Also Anruf beim Chef des Landratsamts: "Ich nehme die Kritik zu Kenntnis", sagt Landrat Löwl am Telefon. Allerdings sei damals, als man sich auf Kreisebene für den Neubau entschieden habe, lange über das Für und Wider diskutiert worden, auch im Zusammenhang mit dem Thema graue Energie. Darunter versteht man jene Energiemenge, die für Herstellung, Transport, Lagerung, Verkauf und Entsorgung eines Produktes - oder, wie in diesem Fall eines komplett neuen Landratsamts - aufgewendet werden muss. Schließlich sei man aber zu dem Ergebnis gekommen, dass der Altbau den Bedürfnissen der heutigen Zeit schlicht nicht mehr gerecht werde. Weder was die Brandschutz- und Datenschutzvorgaben anbelange, noch reiche der vorhandene Platz aus. Das Gebäude lasse sich schlicht nicht "energetisch sinnvoll sanieren".
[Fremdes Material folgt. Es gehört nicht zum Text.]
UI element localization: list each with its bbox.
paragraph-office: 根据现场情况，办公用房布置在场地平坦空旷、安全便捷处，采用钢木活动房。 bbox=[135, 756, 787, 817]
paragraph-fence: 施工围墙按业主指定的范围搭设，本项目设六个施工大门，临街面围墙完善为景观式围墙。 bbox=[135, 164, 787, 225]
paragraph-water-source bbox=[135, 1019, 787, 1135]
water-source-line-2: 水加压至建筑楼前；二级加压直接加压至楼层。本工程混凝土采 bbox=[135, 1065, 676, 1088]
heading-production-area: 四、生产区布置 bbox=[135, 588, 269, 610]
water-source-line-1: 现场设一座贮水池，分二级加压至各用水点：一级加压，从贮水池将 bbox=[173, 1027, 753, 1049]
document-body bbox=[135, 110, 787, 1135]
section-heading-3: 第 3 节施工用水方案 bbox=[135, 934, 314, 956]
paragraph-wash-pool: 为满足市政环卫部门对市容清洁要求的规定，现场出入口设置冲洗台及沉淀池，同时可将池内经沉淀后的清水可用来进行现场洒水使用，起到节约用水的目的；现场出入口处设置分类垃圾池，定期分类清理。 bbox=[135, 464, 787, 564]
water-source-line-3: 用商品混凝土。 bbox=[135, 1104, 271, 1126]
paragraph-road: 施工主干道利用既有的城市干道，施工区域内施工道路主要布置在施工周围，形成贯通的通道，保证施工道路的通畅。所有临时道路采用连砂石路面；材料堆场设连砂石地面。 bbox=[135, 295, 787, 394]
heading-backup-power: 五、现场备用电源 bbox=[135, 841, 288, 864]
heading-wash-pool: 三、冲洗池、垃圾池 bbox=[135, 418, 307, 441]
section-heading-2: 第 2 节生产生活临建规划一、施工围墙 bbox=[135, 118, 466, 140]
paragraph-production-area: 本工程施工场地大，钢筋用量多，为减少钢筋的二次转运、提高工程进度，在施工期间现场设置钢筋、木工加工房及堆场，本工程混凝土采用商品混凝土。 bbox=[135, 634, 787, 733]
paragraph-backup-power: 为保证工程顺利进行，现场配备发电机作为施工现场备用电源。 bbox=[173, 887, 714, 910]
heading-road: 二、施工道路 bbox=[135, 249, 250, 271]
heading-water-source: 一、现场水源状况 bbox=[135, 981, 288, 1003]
Spricht man noch einmal mit Strasser, dann zeigt dieser Verständnis für die vorgebrachten Einwände: Sie seien "durchaus nachvollziehbar". Nur ist der Architekturstudent auch überzeugt: Bestünde der Wille, das Gebäude zu erhalten, dann könnte man sicherlich Lösungen finden für Probleme wie den Brand- oder Datenschutz. Lösungen, die er selbst, auch das gibt Strasser zu, im Übrigen nicht parat hat - aber er ist ja auch noch Student.
An Ideen mangelt es ihm aber nicht. Was wäre zum Beispiel damit, den Altbau umzunutzen und das Landratsamt woanders hinzubauen? Tatsächlich gab es in der Vergangenheit Überlegungen, ein neues Landratsamt in S-Bahnnähe zu errichten, etwa auf dem MD-Gelände. Daraus wurde aber bekanntlich nichts.
Strasser will, dass öffentlich über das geplante Landratsamt diskutiert wird
Ein Träumer oder gar naiv ist Strasser keineswegs. Er wisse sehr wohl, dass der Neubau "längst beschlossene Sache ist". Trotzdem sei es ihm wichtig, den Bau eines solch zentralen Gebäudes weiter öffentlich zu diskutieren. Denn anders als die geringe Beteiligung bei der letzten Info-Veranstaltung im Landratsamt im Juli vielleicht glauben gemacht habe, sei das Interesse der Dachauerinnen und Dachauer am Planungsstand des neuen Landratsamts groß, da ist sich Strasser sicher. Und wenn nicht, dann gelte es umso mehr, sie für das, was da bei der Planung gerade falsch laufe, zu sensibilisieren. Immerhin, auch davon ist Strasser überzeugt, gehe all das "auf Kosten des Klimas, der Natur und des Steuerzahlers".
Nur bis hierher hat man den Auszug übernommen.